Singapore company CardUp is an online platform that lets individuals and SMEs pay for expenses like taxes, rent, or even payroll, using their credit card – even if the recipient doesn’t accept cards.
Cardup raised a seed round lead by top tier venture firm Sequoia Capital in late 2017. We spoke to founder Nicki Ramsay about Cardup’s journey so far.
Nicki got the idea for CardUp while working at a major credit card provider in Singapore. She saw that a lot of big ticket items (like tax and rent) could not be paid for with a credit card, because the recipients were not willing to go through the hassle and fees associated with the setup process. This meant that card holders were not getting benefits from these big payments such as being able to access their credit facility or earn loyalty reward points. In addition, banks were losing out on the fees that would be linked to an increase in credit card spending.
CardUp solves this by flipping the existing card processing model, acting as the middleman between cardholders that want to use their card in more ways and recipients who don’t accept card payments. CardUp users benefit from using the credit line on their card to extend the payables period for these expenses, as well as earning credit card loyalty points and rewards. In addition, the recipient does not need to have a CardUp account to receive credit card payments.
Finding the initial capital and relevant expertise needed to get a company off the ground is a challenge for a lot of the founders that we work with. This is particularly common for solo founders like Nicki, as they are not able to draw on the financial resources and connections of their co-founders. In Nicki’s case, she decided to join The Finlab (United Overseas Bank’s Singapore fintech accelerator), which was a great way to access mentorship and exposure to a wide investor community.
While at The Finlab, Nicki spent a lot of time talking to financial institutions, to get them on board with cardholders using the platform. CardUp has since secured partnerships with many of Singapore’s major banks to promote CardUp’s services. The company also promoted the platform to individuals and SMEs through its online marketing content. The focus of this material was to educate users on the platform’s benefits and how the platform works.
the financing deal
As CardUp gained more users, the company needed to raise some money to further develop its platform.

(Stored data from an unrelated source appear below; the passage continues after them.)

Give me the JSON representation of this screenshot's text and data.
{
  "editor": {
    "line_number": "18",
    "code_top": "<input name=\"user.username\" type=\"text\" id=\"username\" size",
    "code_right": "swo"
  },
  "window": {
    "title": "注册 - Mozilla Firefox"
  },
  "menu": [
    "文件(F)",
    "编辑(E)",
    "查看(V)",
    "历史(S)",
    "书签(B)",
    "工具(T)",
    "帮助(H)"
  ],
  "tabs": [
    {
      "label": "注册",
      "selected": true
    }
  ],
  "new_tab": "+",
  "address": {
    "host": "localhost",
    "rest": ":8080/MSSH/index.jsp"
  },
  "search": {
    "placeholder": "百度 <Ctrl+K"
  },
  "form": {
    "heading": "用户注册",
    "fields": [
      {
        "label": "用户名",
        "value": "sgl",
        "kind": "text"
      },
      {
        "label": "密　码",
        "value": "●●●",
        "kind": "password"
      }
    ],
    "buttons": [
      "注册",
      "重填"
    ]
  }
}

Nicki pitched to a wide range of VCs in Southeast Asia. Sequoia was a natural fit as they are deep in the payments space, and CardUp is disrupting traditional payment processing models.
Other investors included SeedPlus, who were originally introduced to Cardup by The Finlab.
The company completed its ~US$1.7m seed round in late 2017. The investment has allowed the company to triple the size of its team in just a few months.
working with us
Nicki told us that Kindrik Partners’ depth of knowledge on VC deals in Southeast Asia was a massive help throughout the capital raising process:
Kindrik Partners added a lot of value for us during the negotiation with Sequoia as they have vast experience with startup and VC deals in the region and are very familiar with the different permutations of VC term sheets. Also, because they have acted for a lot of startups taking investment from Sequoia, they saved us time and cost by telling us which points Sequoia would likely be open to negotiating.
Overall, Nicki said that the Kindrik Partners team were extremely knowledgeable, and professional to deal with.
Having worked with Nicki, we are now certain that it won’t be long before everyone will be using their credit card for important payments, like their legal fees!
[Note: The firm’s name was changed to Kindrik Partners in July 2020 and references to the firm’s previous name have been updated.]